To my mind, the likelyhood of China revaluating (upward) its currency offers a strong reason to go long gold with a six month outlook. A more detailed rationale appears on my blog:

Devalue the Dollar

February 26, 2010 9:08 AM

When the USD is devalued due to excessive printing of money, it will drag the RMB down to the bottom with it. By keeping the Yuan pegged to the dollar, China is employing its citizens. If the labor becomes more expensive, the world will go to the next country with cheap labor. To those Chinese who thumb their noses at the US: If the US sinks (as is the path that it seems to be on), your country is firmly tied to the US. It is like a little boat tied to a big sinking boat. Enjoy the ride!

C. H. Ng

February 26, 2010 10:28 PM

Very good comments here... all pretty knowledgable & logical facts posted by people who know the truth between reality & politic.
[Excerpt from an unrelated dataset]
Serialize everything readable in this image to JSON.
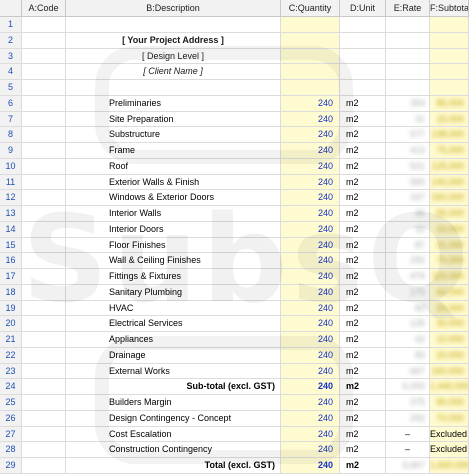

Hope the great majority of the American people will wake up to the fact their politicians are trying to cover up their own failures in managing their country & economy by putting on all the blames on China, her people & yuan.

I love best those comments from Forest, Peace-for-All & Henry L. They really made sense.


February 27, 2010 7:03 PM

It seems everybody had got it wrong. The chinese are clever enough, are they not. They should be peg the Yuan to the India Rupee. With each Rupee equal to each Yuan, we high caste Hindus will have a field day to buy huge quantities of Chinese goods, including those that kill us. With the Yuan pegged to the Rupee the chinese can divert all the fire on the Yuan to the Rupee, for which we are duely ready with our newly minted Arihant. Jai Hind!